Dr. T. L. Haney, in his twenty-five years of practice in this community, entered thousands of homes and made thousands of acquaintances who quickly developed into warm friends. His service to his community, like that of any other busy practicing physician, was a service which took him into the inner family circles of his patients, where his generous heart and jovial disposition shared with them the joys of new born life as it came into being under the guidance of his skilled hands, or helped them ward off the threatening hand of death during dark hours of serious illness, and if all human efforts had proved unavailing and death was declared the victor, his genuine sympathy endeared him to those grief stricken ones with whom he had fought against sorrow to the last breath of life.
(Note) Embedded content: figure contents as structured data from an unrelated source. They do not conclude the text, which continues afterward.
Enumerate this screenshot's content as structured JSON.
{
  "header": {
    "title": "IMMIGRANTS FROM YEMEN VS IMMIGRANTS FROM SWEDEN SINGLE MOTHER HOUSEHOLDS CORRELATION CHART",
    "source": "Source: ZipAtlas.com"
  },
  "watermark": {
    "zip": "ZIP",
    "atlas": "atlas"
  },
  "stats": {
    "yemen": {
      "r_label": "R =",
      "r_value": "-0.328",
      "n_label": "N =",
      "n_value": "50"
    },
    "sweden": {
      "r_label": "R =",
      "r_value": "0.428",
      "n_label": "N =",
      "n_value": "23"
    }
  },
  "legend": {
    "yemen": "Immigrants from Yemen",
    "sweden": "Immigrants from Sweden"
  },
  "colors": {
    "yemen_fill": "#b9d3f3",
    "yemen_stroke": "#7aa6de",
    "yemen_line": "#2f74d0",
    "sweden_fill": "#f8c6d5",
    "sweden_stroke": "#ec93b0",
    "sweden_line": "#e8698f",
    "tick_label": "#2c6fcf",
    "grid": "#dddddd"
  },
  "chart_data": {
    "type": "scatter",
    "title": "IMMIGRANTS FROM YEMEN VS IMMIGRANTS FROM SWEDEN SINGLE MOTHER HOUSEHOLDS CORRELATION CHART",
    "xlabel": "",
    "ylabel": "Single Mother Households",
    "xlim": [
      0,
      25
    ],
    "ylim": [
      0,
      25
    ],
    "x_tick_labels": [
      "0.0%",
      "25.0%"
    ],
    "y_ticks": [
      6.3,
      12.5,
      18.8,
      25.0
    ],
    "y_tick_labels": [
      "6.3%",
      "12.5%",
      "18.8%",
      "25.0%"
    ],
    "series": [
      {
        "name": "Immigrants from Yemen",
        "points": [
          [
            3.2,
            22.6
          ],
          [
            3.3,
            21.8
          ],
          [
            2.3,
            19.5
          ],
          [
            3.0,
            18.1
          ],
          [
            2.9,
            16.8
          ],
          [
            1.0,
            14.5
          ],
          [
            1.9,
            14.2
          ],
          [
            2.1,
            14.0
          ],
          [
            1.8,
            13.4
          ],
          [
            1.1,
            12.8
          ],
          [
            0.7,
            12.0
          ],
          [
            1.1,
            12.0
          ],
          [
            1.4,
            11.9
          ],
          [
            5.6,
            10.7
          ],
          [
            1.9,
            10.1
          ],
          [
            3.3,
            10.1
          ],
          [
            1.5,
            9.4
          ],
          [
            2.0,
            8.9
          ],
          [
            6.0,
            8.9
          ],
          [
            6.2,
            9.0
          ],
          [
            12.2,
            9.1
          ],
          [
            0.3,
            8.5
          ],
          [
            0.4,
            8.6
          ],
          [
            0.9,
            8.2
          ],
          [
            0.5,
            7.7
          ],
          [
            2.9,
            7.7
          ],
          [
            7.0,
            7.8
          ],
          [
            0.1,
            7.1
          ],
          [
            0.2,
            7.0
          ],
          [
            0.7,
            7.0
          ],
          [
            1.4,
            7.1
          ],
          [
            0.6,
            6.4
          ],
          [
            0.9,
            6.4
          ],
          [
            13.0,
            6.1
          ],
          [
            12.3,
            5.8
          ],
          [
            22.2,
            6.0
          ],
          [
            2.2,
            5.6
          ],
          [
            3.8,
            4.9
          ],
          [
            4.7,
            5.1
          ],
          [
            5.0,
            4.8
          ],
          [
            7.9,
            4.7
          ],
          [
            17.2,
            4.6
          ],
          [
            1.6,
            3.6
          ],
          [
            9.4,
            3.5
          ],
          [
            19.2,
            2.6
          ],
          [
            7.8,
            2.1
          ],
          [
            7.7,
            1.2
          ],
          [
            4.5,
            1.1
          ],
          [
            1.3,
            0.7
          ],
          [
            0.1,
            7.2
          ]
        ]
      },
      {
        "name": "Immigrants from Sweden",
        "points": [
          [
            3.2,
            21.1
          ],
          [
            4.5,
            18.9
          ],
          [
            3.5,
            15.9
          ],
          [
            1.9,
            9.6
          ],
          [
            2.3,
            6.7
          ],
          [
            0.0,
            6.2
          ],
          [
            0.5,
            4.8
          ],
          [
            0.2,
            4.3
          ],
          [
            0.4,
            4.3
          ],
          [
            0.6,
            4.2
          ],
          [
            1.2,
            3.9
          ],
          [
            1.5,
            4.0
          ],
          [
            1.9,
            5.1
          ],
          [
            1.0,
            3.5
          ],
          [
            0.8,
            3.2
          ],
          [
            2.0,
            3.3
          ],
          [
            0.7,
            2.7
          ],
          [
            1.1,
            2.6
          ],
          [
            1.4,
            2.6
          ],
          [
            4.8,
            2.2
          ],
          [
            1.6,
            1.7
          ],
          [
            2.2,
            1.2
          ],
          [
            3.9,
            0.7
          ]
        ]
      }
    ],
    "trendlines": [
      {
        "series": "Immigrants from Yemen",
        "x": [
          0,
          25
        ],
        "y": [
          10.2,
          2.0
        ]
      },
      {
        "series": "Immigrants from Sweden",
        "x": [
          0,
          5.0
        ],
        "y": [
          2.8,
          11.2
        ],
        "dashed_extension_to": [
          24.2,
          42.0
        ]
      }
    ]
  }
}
His personal life was big, broad and clean. He was a devoted lover of outdoor sports, an ardent hunter whose sportsmanship was never challenged, and was a devotee of the sport of bowling, taking an active interest in this game all during the season both at the Y.M.C.A. and the Bonne Terre Bowling Club. Even tempered, cool headed and deliberate, he was ever considerate of the feelings of others, and while no living man enjoyed a good joke more than he, that joke was never permitted to go far enough to hurt any other person in any manner whatever. He was temperate in his habits and in his speech, and his thousands of friends will endorse our statement that he was a good sportsman, a good citizen and a good man. His aged mother, his widow and his children can alone tell the extent of his goodness as son, husband, father.

Published by THE LEAD BELT NEWS, Flat River, St. Francois Co. MO, Fri. July 26, 1929.